[pbs-devel] [RFC proxmox-backup 3/4] datastore: move snapshots to trash folder on destroy
Thomas Lamprecht
t.lamprecht at proxmox.com
Fri Apr 18 13:06:25 CEST 2025
Am 17.04.25 um 11:29 schrieb Fabian Grünbichler:
> On April 16, 2025 4:18 pm, Christian Ebner wrote:
>> Instead of directly deleting the snapshot directory and it's contents
>> on a prune, move the snapshot directory into the `.trash` subfolder
>> of the datastore.
>>
>> This allows to mark chunks which were used by these index files if
>> the snapshot was pruned during an ongoing garbage collection.
>> Garbage collection will clean up these files before starting with the
>> marking phase 1 and read all index files after completing that phase,
>> touching these chunks as well.
>
> some other variants to maybe consider:
>
> marking the snapshot itself as trash (in the manifest, or by adding a
> trash marker file inside the dir) - this would mean that there is no
> iterator race issue when undoing a prune, no double-pruning collisions,
> .. - but it also means we need to adapt all call sites that should skip
> trashed snapshots (most existing ones), which is more churn.
Shouldn't we use the central iterators implementations to query indexes?
I.e., any call site that doesn't should probably be switched over to
those, just like Chris did for GC recently.

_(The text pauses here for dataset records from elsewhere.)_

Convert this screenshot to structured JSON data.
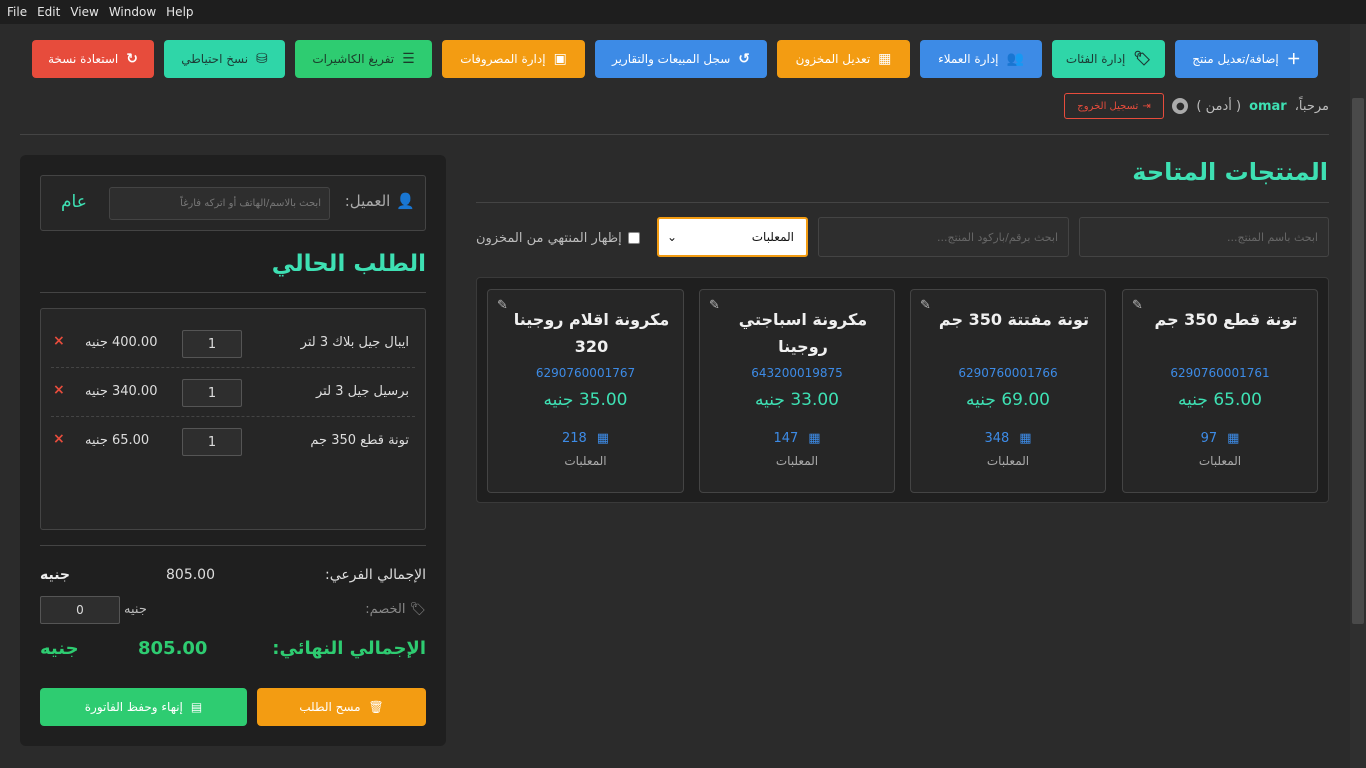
{
  "menu": [
    "File",
    "Edit",
    "View",
    "Window",
    "Help"
  ],
  "toolbar": {
    "add_product": "إضافة/تعديل منتج",
    "categories": "إدارة الفئات",
    "customers": "إدارة العملاء",
    "edit_stock": "تعديل المخزون",
    "sales_log": "سجل المبيعات والتقارير",
    "expenses": "إدارة المصروفات",
    "cashiers": "تفريغ الكاشيرات",
    "backup": "نسخ احتياطي",
    "restore": "استعادة نسخة"
  },
  "user": {
    "greeting": "مرحباً،",
    "name": "omar",
    "role": "( أدمن )",
    "logout": "تسجيل الخروج"
  },
  "order_panel": {
    "customer_label": "العميل:",
    "customer_placeholder": "ابحث بالاسم/الهاتف أو اتركه فارغاً",
    "customer_value": "عام",
    "title": "الطلب الحالي",
    "items": [
      {
        "name": "ايبال جيل بلاك 3 لتر",
        "qty": "1",
        "price": "400.00 جنيه",
        "remove": "×"
      },
      {
        "name": "برسيل جيل 3 لتر",
        "qty": "1",
        "price": "340.00 جنيه",
        "remove": "×"
      },
      {
        "name": "تونة قطع 350 جم",
        "qty": "1",
        "price": "65.00 جنيه",
        "remove": "×"
      }
    ],
    "subtotal_label": "الإجمالي الفرعي:",
    "subtotal_value": "805.00",
    "currency": "جنيه",
    "discount_label": "الخصم:",
    "discount_value": "0",
    "discount_currency": "جنيه",
    "total_label": "الإجمالي النهائي:",
    "total_value": "805.00",
    "total_currency": "جنيه",
    "clear_button": "مسح الطلب",
    "finish_button": "إنهاء وحفظ الفاتورة"
  },
  "products_panel": {
    "title": "المنتجات المتاحة",
    "search_name_placeholder": "ابحث باسم المنتج...",
    "search_code_placeholder": "ابحث برقم/باركود المنتج...",
    "category_selected": "المعلبات",
    "show_out_of_stock": "إظهار المنتهي من المخزون",
    "products": [
      {
        "name": "تونة قطع 350 جم",
        "code": "6290760001761",
        "price": "65.00 جنيه",
        "stock": "97",
        "category": "المعلبات"
      },
      {
        "name": "تونة مفتتة 350 جم",
        "code": "6290760001766",
        "price": "69.00 جنيه",
        "stock": "348",
        "category": "المعلبات"
      },
      {
        "name": "مكرونة اسباجتي روجينا",
        "code": "643200019875",
        "price": "33.00 جنيه",
        "stock": "147",
        "category": "المعلبات"
      },
      {
        "name": "مكرونة اقلام روجينا 320",
        "code": "6290760001767",
        "price": "35.00 جنيه",
        "stock": "218",
        "category": "المعلبات"
      }
    ]
  },
  "colors": {
    "accent": "#3ee0b3",
    "primary": "#3d8be6",
    "warning": "#f39c12",
    "success": "#2ecc71",
    "danger": "#e74c3c"
  }
}
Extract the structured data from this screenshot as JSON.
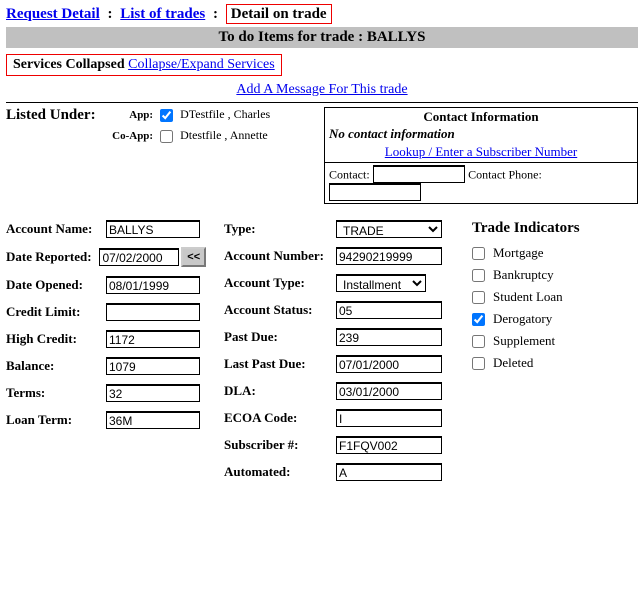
{
  "breadcrumb": {
    "request_detail": "Request Detail",
    "list_of_trades": "List of trades",
    "detail_on_trade": "Detail on trade"
  },
  "graybar": "To do Items for trade :  BALLYS",
  "services": {
    "label": "Services Collapsed",
    "toggle": "Collapse/Expand Services"
  },
  "add_msg": "Add A Message For This trade",
  "listed_under": {
    "title": "Listed Under:",
    "app_label": "App:",
    "coapp_label": "Co-App:",
    "app_checked": true,
    "coapp_checked": false,
    "app_name": "DTestfile , Charles",
    "coapp_name": "Dtestfile , Annette"
  },
  "contact": {
    "title": "Contact Information",
    "none": "No contact information",
    "lookup": "Lookup / Enter a Subscriber Number",
    "contact_label": "Contact:",
    "phone_label": "Contact Phone:",
    "contact_val": "",
    "phone_val": ""
  },
  "left": {
    "account_name": {
      "label": "Account Name:",
      "value": "BALLYS"
    },
    "date_reported": {
      "label": "Date Reported:",
      "value": "07/02/2000"
    },
    "prev_btn": "<<",
    "date_opened": {
      "label": "Date Opened:",
      "value": "08/01/1999"
    },
    "credit_limit": {
      "label": "Credit Limit:",
      "value": ""
    },
    "high_credit": {
      "label": "High Credit:",
      "value": "1172"
    },
    "balance": {
      "label": "Balance:",
      "value": "1079"
    },
    "terms": {
      "label": "Terms:",
      "value": "32"
    },
    "loan_term": {
      "label": "Loan Term:",
      "value": "36M"
    }
  },
  "mid": {
    "type": {
      "label": "Type:",
      "value": "TRADE"
    },
    "account_number": {
      "label": "Account Number:",
      "value": "94290219999"
    },
    "account_type": {
      "label": "Account Type:",
      "value": "Installment"
    },
    "account_status": {
      "label": "Account Status:",
      "value": "05"
    },
    "past_due": {
      "label": "Past Due:",
      "value": "239"
    },
    "last_past_due": {
      "label": "Last Past Due:",
      "value": "07/01/2000"
    },
    "dla": {
      "label": "DLA:",
      "value": "03/01/2000"
    },
    "ecoa": {
      "label": "ECOA Code:",
      "value": "I"
    },
    "subscriber": {
      "label": "Subscriber #:",
      "value": "F1FQV002"
    },
    "automated": {
      "label": "Automated:",
      "value": "A"
    }
  },
  "indicators": {
    "title": "Trade Indicators",
    "items": [
      {
        "label": "Mortgage",
        "checked": false
      },
      {
        "label": "Bankruptcy",
        "checked": false
      },
      {
        "label": "Student Loan",
        "checked": false
      },
      {
        "label": "Derogatory",
        "checked": true
      },
      {
        "label": "Supplement",
        "checked": false
      },
      {
        "label": "Deleted",
        "checked": false
      }
    ]
  }
}
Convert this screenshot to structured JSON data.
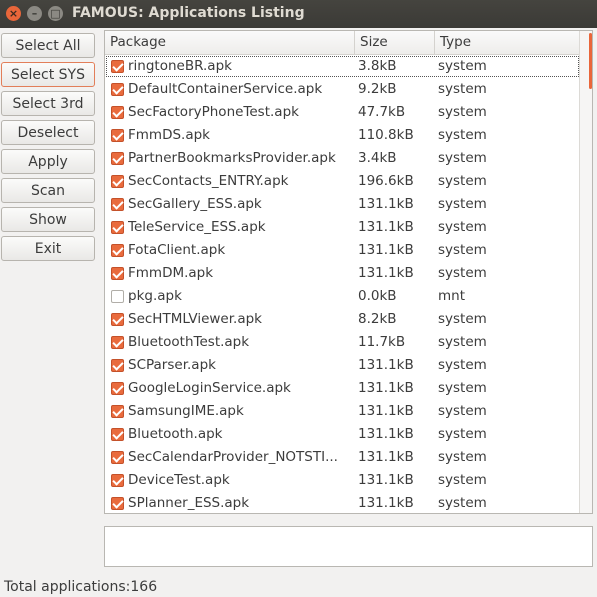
{
  "window": {
    "title": "FAMOUS: Applications Listing",
    "close_glyph": "×",
    "minimize_glyph": "–",
    "maximize_glyph": "□"
  },
  "buttons": [
    {
      "id": "select-all",
      "label": "Select All"
    },
    {
      "id": "select-sys",
      "label": "Select SYS"
    },
    {
      "id": "select-3rd",
      "label": "Select 3rd"
    },
    {
      "id": "deselect",
      "label": "Deselect"
    },
    {
      "id": "apply",
      "label": "Apply"
    },
    {
      "id": "scan",
      "label": "Scan"
    },
    {
      "id": "show",
      "label": "Show"
    },
    {
      "id": "exit",
      "label": "Exit"
    }
  ],
  "table": {
    "columns": [
      "Package",
      "Size",
      "Type"
    ],
    "rows": [
      {
        "checked": true,
        "package": "ringtoneBR.apk",
        "size": "3.8kB",
        "type": "system"
      },
      {
        "checked": true,
        "package": "DefaultContainerService.apk",
        "size": "9.2kB",
        "type": "system"
      },
      {
        "checked": true,
        "package": "SecFactoryPhoneTest.apk",
        "size": "47.7kB",
        "type": "system"
      },
      {
        "checked": true,
        "package": "FmmDS.apk",
        "size": "110.8kB",
        "type": "system"
      },
      {
        "checked": true,
        "package": "PartnerBookmarksProvider.apk",
        "size": "3.4kB",
        "type": "system"
      },
      {
        "checked": true,
        "package": "SecContacts_ENTRY.apk",
        "size": "196.6kB",
        "type": "system"
      },
      {
        "checked": true,
        "package": "SecGallery_ESS.apk",
        "size": "131.1kB",
        "type": "system"
      },
      {
        "checked": true,
        "package": "TeleService_ESS.apk",
        "size": "131.1kB",
        "type": "system"
      },
      {
        "checked": true,
        "package": "FotaClient.apk",
        "size": "131.1kB",
        "type": "system"
      },
      {
        "checked": true,
        "package": "FmmDM.apk",
        "size": "131.1kB",
        "type": "system"
      },
      {
        "checked": false,
        "package": "pkg.apk",
        "size": "0.0kB",
        "type": "mnt"
      },
      {
        "checked": true,
        "package": "SecHTMLViewer.apk",
        "size": "8.2kB",
        "type": "system"
      },
      {
        "checked": true,
        "package": "BluetoothTest.apk",
        "size": "11.7kB",
        "type": "system"
      },
      {
        "checked": true,
        "package": "SCParser.apk",
        "size": "131.1kB",
        "type": "system"
      },
      {
        "checked": true,
        "package": "GoogleLoginService.apk",
        "size": "131.1kB",
        "type": "system"
      },
      {
        "checked": true,
        "package": "SamsungIME.apk",
        "size": "131.1kB",
        "type": "system"
      },
      {
        "checked": true,
        "package": "Bluetooth.apk",
        "size": "131.1kB",
        "type": "system"
      },
      {
        "checked": true,
        "package": "SecCalendarProvider_NOTSTI...",
        "size": "131.1kB",
        "type": "system"
      },
      {
        "checked": true,
        "package": "DeviceTest.apk",
        "size": "131.1kB",
        "type": "system"
      },
      {
        "checked": true,
        "package": "SPlanner_ESS.apk",
        "size": "131.1kB",
        "type": "system"
      }
    ]
  },
  "status": {
    "text": "Total applications:166"
  },
  "colors": {
    "accent": "#e96b3d",
    "titlebar": "#3b3a36",
    "background": "#f2f1f0"
  }
}
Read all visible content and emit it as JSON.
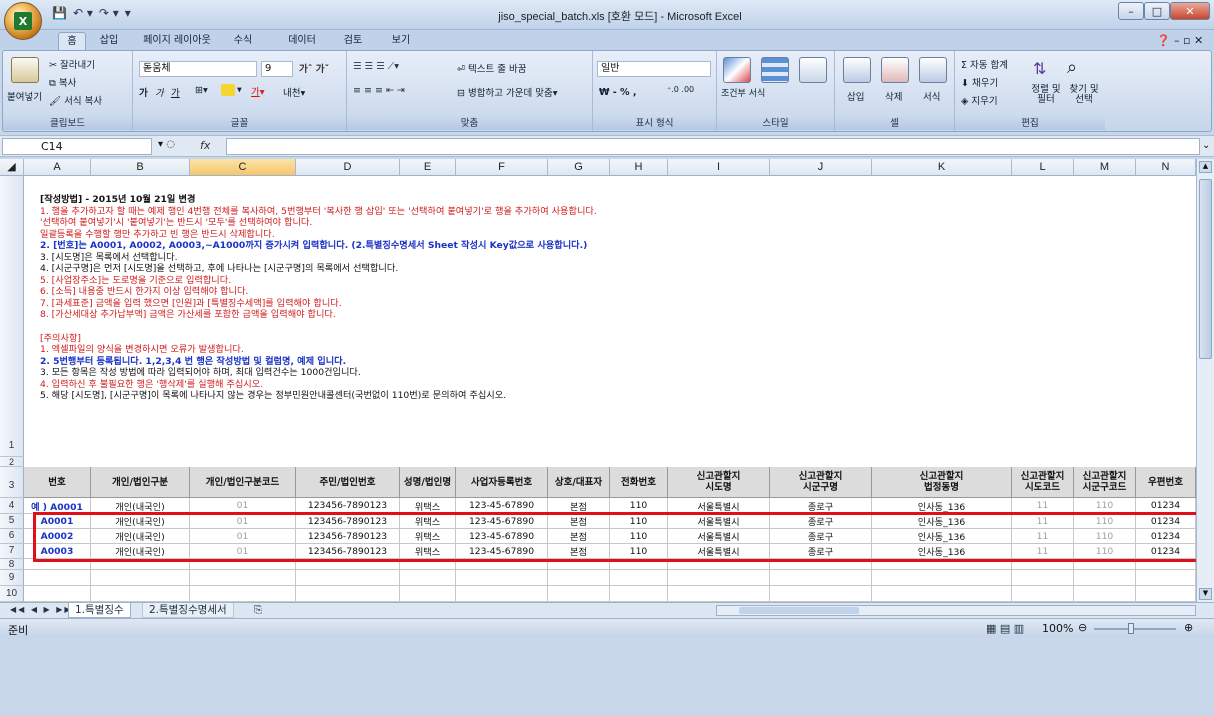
{
  "window": {
    "title": "jiso_special_batch.xls  [호환 모드]  -  Microsoft Excel",
    "qat": [
      "💾",
      "↶ ▾",
      "↷ ▾",
      "▾"
    ]
  },
  "tabs": [
    "홈",
    "삽입",
    "페이지 레이아웃",
    "수식",
    "데이터",
    "검토",
    "보기"
  ],
  "ribbon": {
    "clipboard": {
      "paste": "붙여넣기",
      "cut": "잘라내기",
      "copy": "복사",
      "format_painter": "서식 복사",
      "label": "클립보드"
    },
    "font": {
      "name": "돋움체",
      "size": "9",
      "bold": "가",
      "italic": "가",
      "underline": "가",
      "label": "글꼴"
    },
    "align": {
      "wrap": "텍스트 줄 바꿈",
      "merge": "병합하고 가운데 맞춤",
      "label": "맞춤"
    },
    "number": {
      "format": "일반",
      "currency": "₩ - %  ,",
      "label": "표시 형식"
    },
    "styles": {
      "cond": "조건부 서식",
      "table": "표 서식",
      "cell": "셀 스타일",
      "label": "스타일"
    },
    "cells": {
      "insert": "삽입",
      "delete": "삭제",
      "format": "서식",
      "label": "셀"
    },
    "editing": {
      "autosum": "Σ 자동 합계",
      "fill": "채우기",
      "clear": "지우기",
      "sort": "정렬 및 필터",
      "find": "찾기 및 선택",
      "label": "편집"
    }
  },
  "formula_bar": {
    "name_box": "C14",
    "fx": "fx",
    "value": ""
  },
  "columns": [
    "A",
    "B",
    "C",
    "D",
    "E",
    "F",
    "G",
    "H",
    "I",
    "J",
    "K",
    "L",
    "M",
    "N"
  ],
  "notes": [
    {
      "cls": "nbk",
      "text": "[작성방법] - 2015년 10월 21일 변경"
    },
    {
      "cls": "nr",
      "text": "1. 행을 추가하고자 할 때는 예제 행인 4번행 전체를 복사하여, 5번행부터 '복사한 행 삽입' 또는 '선택하여 붙여넣기'로 행을 추가하여 사용합니다."
    },
    {
      "cls": "nr",
      "text": "   '선택하여 붙여넣기'시 '붙여넣기'는 반드시 '모두'를 선택하여야 합니다."
    },
    {
      "cls": "nr",
      "text": "   일괄등록을 수행할 행만 추가하고 빈 행은 반드시 삭제합니다."
    },
    {
      "cls": "nb",
      "text": "2. [번호]는 A0001, A0002, A0003,~A1000까지 증가시켜 입력합니다. (2.특별징수명세서 Sheet 작성시 Key값으로 사용합니다.)"
    },
    {
      "cls": "nk",
      "text": "3. [시도명]은 목록에서 선택합니다."
    },
    {
      "cls": "nk",
      "text": "4. [시군구명]은 먼저 [시도명]을 선택하고, 후에 나타나는 [시군구명]의 목록에서 선택합니다."
    },
    {
      "cls": "nr",
      "text": "5. [사업장주소]는 도로명을 기준으로 입력합니다."
    },
    {
      "cls": "nr",
      "text": "6. [소득] 내용중 반드시 한가지 이상 입력해야 합니다."
    },
    {
      "cls": "nr",
      "text": "7. [과세표준] 금액을 입력 했으면 [인원]과 [특별징수세액]를 입력해야 합니다."
    },
    {
      "cls": "nr",
      "text": "8. [가산세대상 추가납부액] 금액은 가산세를 포함한 금액을 입력해야 합니다."
    },
    {
      "cls": "nk",
      "text": ""
    },
    {
      "cls": "nr",
      "text": "[주의사항]"
    },
    {
      "cls": "nr",
      "text": "1. 엑셀파일의 양식을 변경하시면 오류가 발생합니다."
    },
    {
      "cls": "nb",
      "text": "2. 5번행부터 등록됩니다. 1,2,3,4 번 행은 작성방법 및 컬럼명, 예제 입니다."
    },
    {
      "cls": "nk",
      "text": "3. 모든 항목은 작성 방법에 따라 입력되어야 하며, 최대 입력건수는 1000건입니다."
    },
    {
      "cls": "nr",
      "text": "4. 입력하신 후 불필요한 행은 '행삭제'를 실행해 주십시오."
    },
    {
      "cls": "nk",
      "text": "5. 해당 [시도명], [시군구명]이 목록에 나타나지 않는 경우는 정부민원안내콜센터(국번없이 110번)로 문의하여 주십시오."
    }
  ],
  "table": {
    "headers": [
      "번호",
      "개인/법인구분",
      "개인/법인구분코드",
      "주민/법인번호",
      "성명/법인명",
      "사업자등록번호",
      "상호/대표자",
      "전화번호",
      "신고관할지\n시도명",
      "신고관할지\n시군구명",
      "신고관할지\n법정동명",
      "신고관할지\n시도코드",
      "신고관할지\n시군구코드",
      "우편번호"
    ],
    "rows": [
      [
        "예 ) A0001",
        "개인(내국인)",
        "01",
        "123456-7890123",
        "위택스",
        "123-45-67890",
        "본점",
        "110",
        "서울특별시",
        "종로구",
        "인사동_136",
        "11",
        "110",
        "01234"
      ],
      [
        "A0001",
        "개인(내국인)",
        "01",
        "123456-7890123",
        "위택스",
        "123-45-67890",
        "본점",
        "110",
        "서울특별시",
        "종로구",
        "인사동_136",
        "11",
        "110",
        "01234"
      ],
      [
        "A0002",
        "개인(내국인)",
        "01",
        "123456-7890123",
        "위택스",
        "123-45-67890",
        "본점",
        "110",
        "서울특별시",
        "종로구",
        "인사동_136",
        "11",
        "110",
        "01234"
      ],
      [
        "A0003",
        "개인(내국인)",
        "01",
        "123456-7890123",
        "위택스",
        "123-45-67890",
        "본점",
        "110",
        "서울특별시",
        "종로구",
        "인사동_136",
        "11",
        "110",
        "01234"
      ]
    ]
  },
  "row_numbers": [
    "1",
    "2",
    "3",
    "4",
    "5",
    "6",
    "7",
    "8",
    "9",
    "10"
  ],
  "sheet_tabs": [
    "1.특별징수",
    "2.특별징수명세서"
  ],
  "status": {
    "ready": "준비",
    "zoom": "100%"
  }
}
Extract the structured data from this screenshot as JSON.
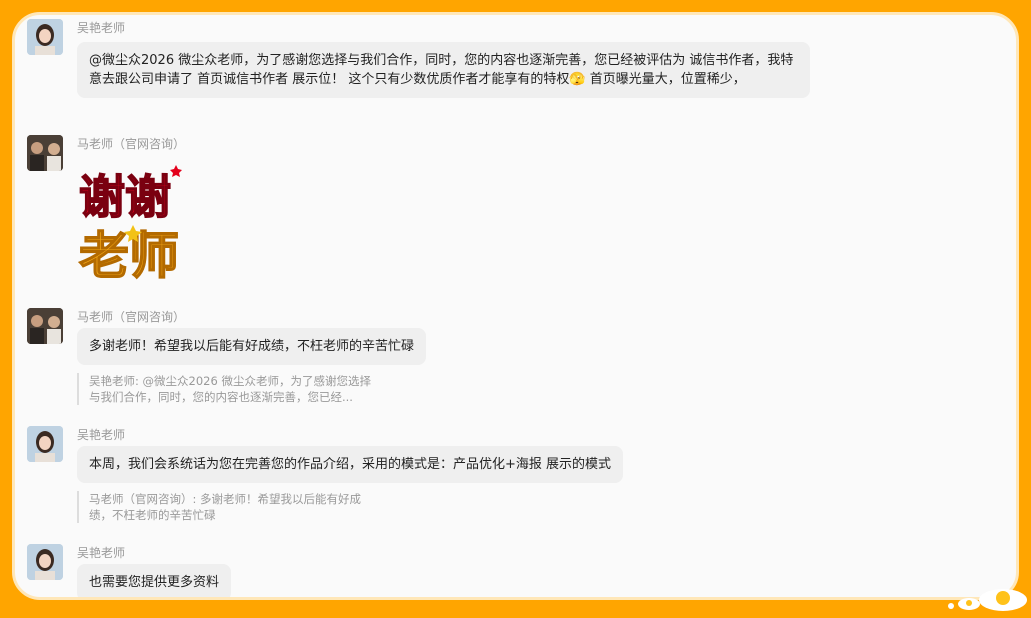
{
  "messages": [
    {
      "sender": "吴艳老师",
      "text": "@微尘众2026  微尘众老师，为了感谢您选择与我们合作，同时，您的内容也逐渐完善，您已经被评估为 诚信书作者，我特意去跟公司申请了 首页诚信书作者 展示位！ 这个只有少数优质作者才能享有的特权🫣 首页曝光量大，位置稀少，"
    },
    {
      "sender": "马老师（官网咨询）",
      "sticker": "谢谢老师"
    },
    {
      "sender": "马老师（官网咨询）",
      "text": "多谢老师！希望我以后能有好成绩，不枉老师的辛苦忙碌",
      "quote": "吴艳老师: @微尘众2026  微尘众老师，为了感谢您选择与我们合作，同时，您的内容也逐渐完善，您已经..."
    },
    {
      "sender": "吴艳老师",
      "text": "本周，我们会系统话为您在完善您的作品介绍，采用的模式是：产品优化+海报 展示的模式",
      "quote": "马老师（官网咨询）: 多谢老师！希望我以后能有好成绩，不枉老师的辛苦忙碌"
    },
    {
      "sender": "吴艳老师",
      "text": "也需要您提供更多资料"
    }
  ],
  "colors": {
    "frame_border": "#FFA500",
    "bubble": "#EFEFEF",
    "sender": "#999999"
  }
}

Then it could be defined if trashed indexes should be skipped – the
default – or included when instantiating that iterator, e.g. through a
parameter or probably a dedicated "with_trash" fn – but that's details.
>
> having a trash dir per group instead of a global one for the whole
> datastore (less likely to incur extra costs in case somebody has a weird
> setup where namespaces/.. are symlinked or bindmounted or similar
> shenanigans). would need to postpone group removal to GC in case all
> snapshots are pruned.
Both of those variants would make restore simpler too, depends IMO a
bit if we already read the manifest everywhere anyway where the info
is needed, in that case I'd slightly favor that as place to store the
info if a backup is trash or not, as that would avoid the need for
another directory or file to store (inode exhaustion) and manage.